With Crate's assistance and financial support, Land of Nod is rolling out its first stores.

Concerned about consistency

But as Crate & Barrel's expansion picks up speed, it could become more difficult to keep the company's famous consistency intact.

Crate has had remarkable continuity in its management ranks. Many employees have been with the company for decades. Only three of 13 people in a photo of Crate & Barrel's management team in 1984 are no longer with the company.

Such longevity is virtually unheard of in retailing, and experts often cite it as one of the keys to the chain's long-running success.

Even so, Turf, Crate's president since 1996, may never become CEO. She says she doesn't care and won't hang on indefinitely waiting for it to happen.

"I don't have the desire to be CEO to have the company run differently. I feel like I run my own merchandising show," Turf said, adding, "I think you can overstay. I don't want to walk in here when I'm in my 80s."

Otto Versand might have its own ideas about who carries on.

Martin Zaepfel, the Otto Versand executive to whom Segal reports and also the chief executive officer of Spiegel Group, said his company is too smart to meddle with Crate & Barrel's success.

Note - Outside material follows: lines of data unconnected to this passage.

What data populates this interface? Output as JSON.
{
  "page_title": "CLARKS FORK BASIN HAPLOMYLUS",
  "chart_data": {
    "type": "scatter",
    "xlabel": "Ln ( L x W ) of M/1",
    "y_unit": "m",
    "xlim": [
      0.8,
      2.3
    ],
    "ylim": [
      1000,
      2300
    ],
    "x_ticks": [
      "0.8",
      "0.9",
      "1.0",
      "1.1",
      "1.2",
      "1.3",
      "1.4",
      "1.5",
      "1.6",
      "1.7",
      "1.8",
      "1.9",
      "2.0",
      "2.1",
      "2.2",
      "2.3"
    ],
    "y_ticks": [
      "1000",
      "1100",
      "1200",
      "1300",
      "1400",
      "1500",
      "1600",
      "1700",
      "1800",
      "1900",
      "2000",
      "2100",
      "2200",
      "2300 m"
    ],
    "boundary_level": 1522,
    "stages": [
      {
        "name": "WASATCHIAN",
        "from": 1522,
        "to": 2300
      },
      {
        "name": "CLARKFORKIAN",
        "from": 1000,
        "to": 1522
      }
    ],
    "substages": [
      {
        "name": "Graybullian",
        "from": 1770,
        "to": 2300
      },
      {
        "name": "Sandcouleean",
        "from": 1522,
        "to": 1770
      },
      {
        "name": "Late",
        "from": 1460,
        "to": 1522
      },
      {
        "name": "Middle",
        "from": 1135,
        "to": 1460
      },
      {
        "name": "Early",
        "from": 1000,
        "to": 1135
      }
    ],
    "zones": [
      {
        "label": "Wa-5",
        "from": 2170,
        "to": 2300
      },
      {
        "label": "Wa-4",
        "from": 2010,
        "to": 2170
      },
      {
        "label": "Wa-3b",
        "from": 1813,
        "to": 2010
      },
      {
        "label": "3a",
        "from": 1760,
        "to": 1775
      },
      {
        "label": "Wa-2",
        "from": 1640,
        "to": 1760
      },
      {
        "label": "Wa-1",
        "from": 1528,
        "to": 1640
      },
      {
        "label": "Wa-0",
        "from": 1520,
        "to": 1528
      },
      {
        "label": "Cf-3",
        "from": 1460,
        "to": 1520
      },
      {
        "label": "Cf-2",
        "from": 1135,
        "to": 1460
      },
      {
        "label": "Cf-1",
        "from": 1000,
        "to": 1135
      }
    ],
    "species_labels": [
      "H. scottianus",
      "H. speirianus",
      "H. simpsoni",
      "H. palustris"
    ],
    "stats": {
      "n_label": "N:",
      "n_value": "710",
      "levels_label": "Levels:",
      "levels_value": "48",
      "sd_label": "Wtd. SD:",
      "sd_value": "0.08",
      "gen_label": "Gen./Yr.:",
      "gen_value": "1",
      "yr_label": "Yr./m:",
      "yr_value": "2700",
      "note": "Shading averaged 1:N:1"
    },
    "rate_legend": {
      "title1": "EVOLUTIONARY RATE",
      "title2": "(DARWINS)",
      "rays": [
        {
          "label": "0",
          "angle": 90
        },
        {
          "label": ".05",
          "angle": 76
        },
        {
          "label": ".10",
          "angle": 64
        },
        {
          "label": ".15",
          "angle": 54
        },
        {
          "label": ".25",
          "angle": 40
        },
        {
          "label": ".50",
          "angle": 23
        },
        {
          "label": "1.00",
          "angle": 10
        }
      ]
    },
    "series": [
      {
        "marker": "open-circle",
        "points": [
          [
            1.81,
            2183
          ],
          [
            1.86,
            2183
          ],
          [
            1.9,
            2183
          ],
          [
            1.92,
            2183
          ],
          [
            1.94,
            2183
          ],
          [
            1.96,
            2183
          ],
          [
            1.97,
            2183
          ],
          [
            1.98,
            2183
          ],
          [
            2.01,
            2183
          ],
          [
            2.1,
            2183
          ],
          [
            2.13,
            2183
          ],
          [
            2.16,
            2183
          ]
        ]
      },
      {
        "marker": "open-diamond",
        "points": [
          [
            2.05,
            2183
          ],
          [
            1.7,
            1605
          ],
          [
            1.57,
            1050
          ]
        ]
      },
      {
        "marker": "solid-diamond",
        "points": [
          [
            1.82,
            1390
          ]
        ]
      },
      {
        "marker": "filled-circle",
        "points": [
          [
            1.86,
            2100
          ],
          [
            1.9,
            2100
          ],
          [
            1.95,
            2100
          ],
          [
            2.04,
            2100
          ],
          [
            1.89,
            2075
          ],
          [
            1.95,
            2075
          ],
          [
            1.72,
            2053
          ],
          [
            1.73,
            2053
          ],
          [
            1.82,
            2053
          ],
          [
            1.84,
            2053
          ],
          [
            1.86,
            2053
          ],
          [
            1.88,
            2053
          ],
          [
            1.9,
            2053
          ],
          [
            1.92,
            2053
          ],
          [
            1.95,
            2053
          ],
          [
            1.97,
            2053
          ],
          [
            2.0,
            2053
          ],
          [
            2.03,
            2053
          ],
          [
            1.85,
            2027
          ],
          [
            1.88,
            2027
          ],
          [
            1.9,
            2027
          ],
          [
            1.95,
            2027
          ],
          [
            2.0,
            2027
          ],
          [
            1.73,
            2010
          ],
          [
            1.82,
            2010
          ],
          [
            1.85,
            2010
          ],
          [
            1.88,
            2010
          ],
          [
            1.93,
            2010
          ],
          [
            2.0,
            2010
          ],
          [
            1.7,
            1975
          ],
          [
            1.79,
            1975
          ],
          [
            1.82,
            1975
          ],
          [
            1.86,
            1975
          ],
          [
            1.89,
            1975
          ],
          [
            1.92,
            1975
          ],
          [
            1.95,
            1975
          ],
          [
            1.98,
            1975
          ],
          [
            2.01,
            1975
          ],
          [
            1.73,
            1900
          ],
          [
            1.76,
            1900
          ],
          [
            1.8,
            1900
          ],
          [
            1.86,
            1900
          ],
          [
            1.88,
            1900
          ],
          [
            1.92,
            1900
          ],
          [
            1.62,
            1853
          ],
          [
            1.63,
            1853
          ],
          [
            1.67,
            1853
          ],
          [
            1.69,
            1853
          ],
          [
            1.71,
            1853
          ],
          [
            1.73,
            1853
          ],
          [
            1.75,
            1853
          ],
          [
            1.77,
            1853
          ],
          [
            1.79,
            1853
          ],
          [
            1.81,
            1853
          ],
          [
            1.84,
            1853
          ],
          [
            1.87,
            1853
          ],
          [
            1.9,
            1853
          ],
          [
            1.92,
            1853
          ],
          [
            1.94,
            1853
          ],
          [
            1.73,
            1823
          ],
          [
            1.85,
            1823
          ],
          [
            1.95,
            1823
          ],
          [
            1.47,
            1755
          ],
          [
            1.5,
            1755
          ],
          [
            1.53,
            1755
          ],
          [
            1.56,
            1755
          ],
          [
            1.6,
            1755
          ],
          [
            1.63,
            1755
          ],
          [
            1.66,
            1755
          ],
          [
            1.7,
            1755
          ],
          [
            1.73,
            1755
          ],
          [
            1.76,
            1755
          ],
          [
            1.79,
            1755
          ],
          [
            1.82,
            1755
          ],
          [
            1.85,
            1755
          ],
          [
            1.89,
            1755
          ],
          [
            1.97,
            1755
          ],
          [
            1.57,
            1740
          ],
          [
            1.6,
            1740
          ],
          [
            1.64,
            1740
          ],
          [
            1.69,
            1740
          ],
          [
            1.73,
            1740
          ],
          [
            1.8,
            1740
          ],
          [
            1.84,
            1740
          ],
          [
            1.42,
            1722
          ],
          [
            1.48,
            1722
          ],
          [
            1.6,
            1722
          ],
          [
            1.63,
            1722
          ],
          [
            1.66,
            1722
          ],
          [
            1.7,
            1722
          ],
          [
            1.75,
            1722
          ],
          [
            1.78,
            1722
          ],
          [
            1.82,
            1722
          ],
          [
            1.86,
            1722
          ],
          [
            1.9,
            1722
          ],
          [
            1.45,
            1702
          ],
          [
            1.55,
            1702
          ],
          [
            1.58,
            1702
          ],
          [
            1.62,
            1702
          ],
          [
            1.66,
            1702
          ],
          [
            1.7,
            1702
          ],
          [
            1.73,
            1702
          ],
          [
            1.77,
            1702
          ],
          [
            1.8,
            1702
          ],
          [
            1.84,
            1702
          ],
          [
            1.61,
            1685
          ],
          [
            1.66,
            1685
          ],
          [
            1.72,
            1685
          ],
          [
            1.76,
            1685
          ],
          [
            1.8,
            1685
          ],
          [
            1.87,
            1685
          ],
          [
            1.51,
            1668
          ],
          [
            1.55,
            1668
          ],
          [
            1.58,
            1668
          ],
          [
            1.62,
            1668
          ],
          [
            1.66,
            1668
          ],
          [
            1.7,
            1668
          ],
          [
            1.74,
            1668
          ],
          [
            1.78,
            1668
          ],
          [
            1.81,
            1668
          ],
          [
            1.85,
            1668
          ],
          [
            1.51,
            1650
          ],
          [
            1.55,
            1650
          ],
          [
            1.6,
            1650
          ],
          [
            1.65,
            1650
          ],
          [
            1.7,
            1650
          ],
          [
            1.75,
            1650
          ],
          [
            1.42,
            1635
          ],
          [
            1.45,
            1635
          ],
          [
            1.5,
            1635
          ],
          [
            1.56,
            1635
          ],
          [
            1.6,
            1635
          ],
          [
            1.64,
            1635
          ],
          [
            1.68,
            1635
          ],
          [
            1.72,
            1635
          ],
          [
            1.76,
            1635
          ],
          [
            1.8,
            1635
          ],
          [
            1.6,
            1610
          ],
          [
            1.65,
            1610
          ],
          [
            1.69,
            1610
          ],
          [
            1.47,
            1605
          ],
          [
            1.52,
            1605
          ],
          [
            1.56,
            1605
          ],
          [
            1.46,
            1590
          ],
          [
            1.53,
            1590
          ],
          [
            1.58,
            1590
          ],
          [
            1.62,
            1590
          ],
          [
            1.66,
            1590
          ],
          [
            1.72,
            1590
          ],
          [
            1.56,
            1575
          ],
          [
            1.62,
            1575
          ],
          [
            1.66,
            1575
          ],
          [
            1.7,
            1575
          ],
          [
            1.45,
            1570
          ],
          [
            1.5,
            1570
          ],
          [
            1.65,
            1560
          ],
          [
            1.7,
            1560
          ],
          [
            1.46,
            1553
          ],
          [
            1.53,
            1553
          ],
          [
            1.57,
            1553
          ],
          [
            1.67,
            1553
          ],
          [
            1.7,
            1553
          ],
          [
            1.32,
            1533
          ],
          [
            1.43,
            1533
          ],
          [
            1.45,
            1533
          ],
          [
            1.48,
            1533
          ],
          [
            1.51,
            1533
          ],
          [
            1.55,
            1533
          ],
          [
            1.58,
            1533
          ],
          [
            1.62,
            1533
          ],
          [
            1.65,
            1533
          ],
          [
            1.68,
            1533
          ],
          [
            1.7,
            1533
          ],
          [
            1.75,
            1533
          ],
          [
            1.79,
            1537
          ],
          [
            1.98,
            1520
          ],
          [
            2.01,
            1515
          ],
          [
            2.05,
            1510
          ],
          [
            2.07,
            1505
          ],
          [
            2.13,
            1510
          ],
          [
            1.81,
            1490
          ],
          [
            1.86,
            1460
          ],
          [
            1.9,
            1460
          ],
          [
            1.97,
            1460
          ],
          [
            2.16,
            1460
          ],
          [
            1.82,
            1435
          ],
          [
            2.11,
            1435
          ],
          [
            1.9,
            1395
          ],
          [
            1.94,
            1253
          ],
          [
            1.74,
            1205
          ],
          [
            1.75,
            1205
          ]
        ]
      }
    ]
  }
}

Of course, Michael Otto, chief executive officer of Otto Versand, promised the same kind of hands-off approach when his family bought control of Spiegel in 1982.

Work in progress

Spiegel, parent of Redmond-based Eddie Bauer, did enjoy lots of freedom until the Downers Grove, Ill.-based company stumbled in the late 1990s. After a few years of ongoing setbacks, Otto dispatched Zaepfel to turn Spiegel around. That's still a work in progress.

Those who know Segal are positive he ensured autonomy for Crate & Barrel as part of the sale. And Segal said there's no reason to worry German business rigidity could undermine Crate & Barrel's tightly knit, creative culture.

But if Crate & Barrel ever goes into decline, the temptation to take control might be too great to resist.

For now, Segal said he has no plans to retire, and he isn't worried about hanging around too long. Spouse Carol agrees that's the right course.

"I always say the business was our first child," she said. "This is not just a job for Gordon. It's his life."